同時多発テロの如く、脳炎、髄膜炎、肺炎、肝炎、腎炎、膵炎、胃炎、大腸炎……

いわゆる「急性多臓器不全」というやつだ。
一番危険視されたのは、左脳側頭部にできた炎症だった。
あり得ない程に大きな炎症が、傷跡となってモニターに映し出されていた。


「この傷が消えてくれるのかどうか、今の医学では正直わからないのです。この傷が残る可能性の方が大きい。そうなると恐らく何らかの障害が出ます。しかし、それがどんなものになるのか、我々にも全く予想がつきません。

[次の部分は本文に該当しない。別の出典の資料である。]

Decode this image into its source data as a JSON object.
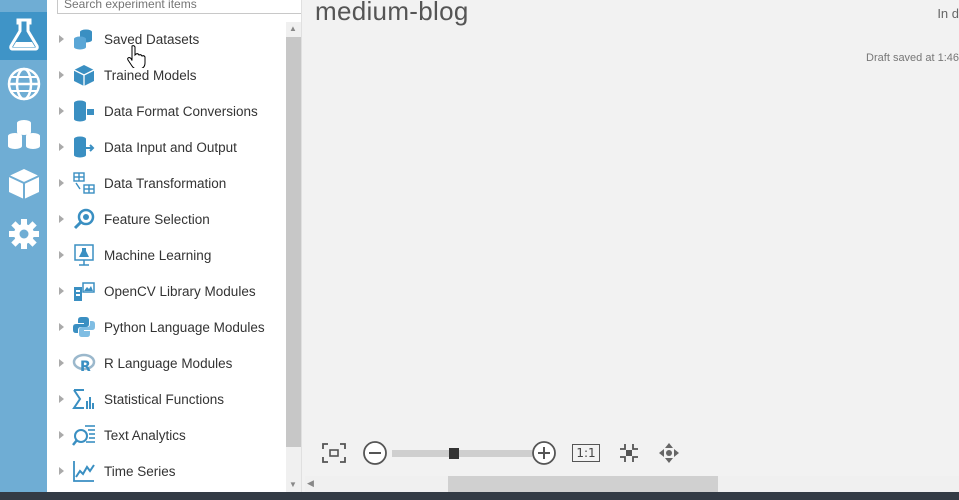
{
  "rail": {
    "items": [
      {
        "name": "experiments",
        "icon": "flask-icon",
        "active": true
      },
      {
        "name": "web-services",
        "icon": "globe-icon",
        "active": false
      },
      {
        "name": "datasets",
        "icon": "datasets-icon",
        "active": false
      },
      {
        "name": "trained-models",
        "icon": "cube-icon",
        "active": false
      },
      {
        "name": "settings",
        "icon": "gear-icon",
        "active": false
      }
    ]
  },
  "palette": {
    "search_placeholder": "Search experiment items",
    "items": [
      {
        "label": "Saved Datasets",
        "icon": "datasets-icon"
      },
      {
        "label": "Trained Models",
        "icon": "cube-icon"
      },
      {
        "label": "Data Format Conversions",
        "icon": "data-format-conversion-icon"
      },
      {
        "label": "Data Input and Output",
        "icon": "data-input-output-icon"
      },
      {
        "label": "Data Transformation",
        "icon": "data-transformation-icon"
      },
      {
        "label": "Feature Selection",
        "icon": "feature-selection-icon"
      },
      {
        "label": "Machine Learning",
        "icon": "machine-learning-icon"
      },
      {
        "label": "OpenCV Library Modules",
        "icon": "opencv-icon"
      },
      {
        "label": "Python Language Modules",
        "icon": "python-icon"
      },
      {
        "label": "R Language Modules",
        "icon": "r-language-icon"
      },
      {
        "label": "Statistical Functions",
        "icon": "statistical-functions-icon"
      },
      {
        "label": "Text Analytics",
        "icon": "text-analytics-icon"
      },
      {
        "label": "Time Series",
        "icon": "time-series-icon"
      }
    ]
  },
  "canvas": {
    "title": "medium-blog",
    "status": "In d",
    "draft_saved": "Draft saved at 1:46"
  },
  "zoom": {
    "one_to_one_label": "1:1",
    "level": 0.44
  },
  "colors": {
    "rail": "#6fadd4",
    "rail_active": "#3f94c7",
    "icon_blue": "#3a8fc2",
    "canvas_bg": "#f2f2f2"
  }
}
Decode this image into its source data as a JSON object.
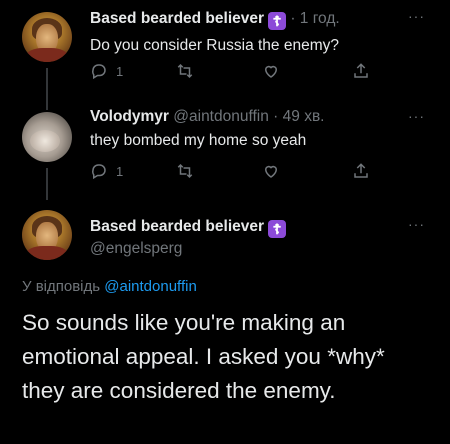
{
  "tweet1": {
    "author_name": "Based bearded believer",
    "badge": "☦",
    "time": "· 1 год.",
    "text": "Do you consider Russia the enemy?",
    "replies": "1",
    "more": "···"
  },
  "tweet2": {
    "author_name": "Volodymyr",
    "handle_time": "@aintdonuffin · 49 хв.",
    "text": "they bombed my home so yeah",
    "replies": "1",
    "more": "···"
  },
  "main_tweet": {
    "author_name": "Based bearded believer",
    "badge": "☦",
    "handle": "@engelsperg",
    "reply_prefix": "У відповідь ",
    "reply_handle": "@aintdonuffin",
    "text": "So sounds like you're making an emotional appeal. I asked you *why* they are considered the enemy.",
    "more": "···"
  },
  "icons": [
    "reply-icon",
    "retweet-icon",
    "like-icon",
    "share-icon",
    "more-icon"
  ],
  "colors": {
    "background": "#000000",
    "text": "#e7e9ea",
    "muted": "#71767b",
    "link": "#1d9bf0",
    "badge": "#8c4ad8"
  }
}
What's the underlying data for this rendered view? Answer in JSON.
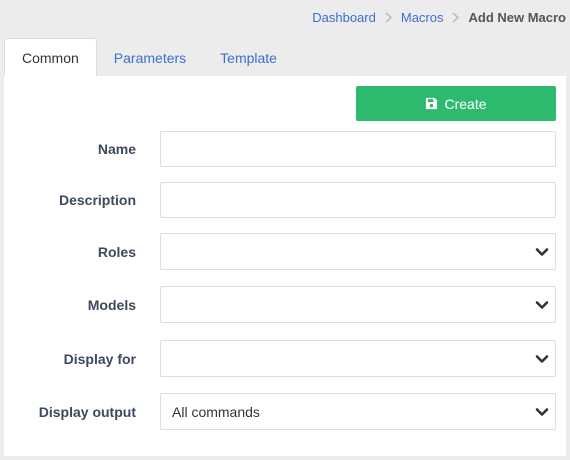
{
  "breadcrumb": {
    "items": [
      "Dashboard",
      "Macros"
    ],
    "current": "Add New Macro"
  },
  "tabs": [
    "Common",
    "Parameters",
    "Template"
  ],
  "actions": {
    "create_label": "Create"
  },
  "form": {
    "name_label": "Name",
    "name_value": "",
    "description_label": "Description",
    "description_value": "",
    "roles_label": "Roles",
    "roles_value": "",
    "models_label": "Models",
    "models_value": "",
    "display_for_label": "Display for",
    "display_for_value": "",
    "display_output_label": "Display output",
    "display_output_value": "All commands"
  },
  "colors": {
    "accent": "#2dba6f",
    "link": "#3a6fd0",
    "label": "#3b4a5c"
  },
  "icons": {
    "create": "save-icon",
    "select": "chevron-down-icon",
    "breadcrumb_separator": "chevron-right-icon"
  }
}
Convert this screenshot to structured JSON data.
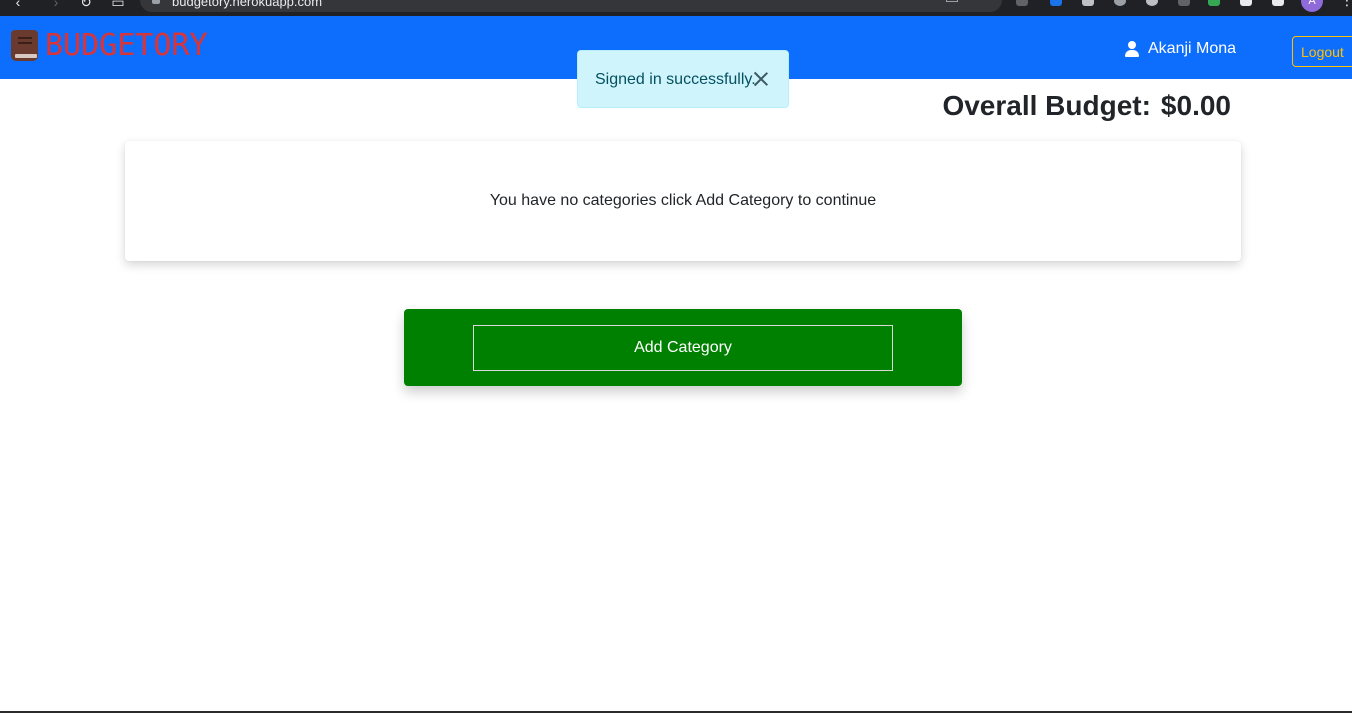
{
  "browser": {
    "url": "budgetory.herokuapp.com",
    "profile_initial": "A"
  },
  "navbar": {
    "brand": "BUDGETORY",
    "brand_color": "#d6363b",
    "bar_color": "#0d6efd",
    "user_name": "Akanji Mona",
    "logout_label": "Logout"
  },
  "toast": {
    "message": "Signed in successfully."
  },
  "summary": {
    "label": "Overall Budget:",
    "amount": "$0.00"
  },
  "categories": {
    "empty_message": "You have no categories click Add Category to continue"
  },
  "actions": {
    "add_category_label": "Add Category",
    "add_category_color": "#008000"
  }
}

このまま、目を覚まさずに植物状態ということもあり得ます。治る見込みがあるのかどうかも…… 本当にわからないのです。
……本当に…… 申し訳ありません……
しかし、我々もできうる限りのことをします。
最善を尽くさせて頂きます。

ただ、もし、無事に目を覚まされたとしても、傷がこのまま消えなければ脳幹を圧迫して、最悪の場合は……」

その言葉に、弟たちは医局長の胸倉を掴み、壁に押しつけて泣き叫んだ。


「先生は医者でしょうが!! 親父が死んで間もないのに、姉貴まで死なせんとってくれ!! 
頼んます!! 姉貴と……!! 姉ちゃんと!! もう一回、話せるようにしてください!!」



・一方、その頃……


生きている世界で、何が起こっているのかなど、露知らず。
亡くなったはずの父と、私はのんびり2人で話していたのだった。


「あれ? お父さん……?
ちょっと前に死んだやんね?? こんな所で何してんの??」

そう話しているのに、違和感はなかった。
父は大島紬の着物姿。棺で眠っていた時の姿だ。
私はなぜか、パジャマ姿で裸足だった。

キラキラ輝く、浅い透明な川に、足首まで浸している。向こう岸には、花畑のような草原が広がる。明るく、なんとも美しい場所が見えていた。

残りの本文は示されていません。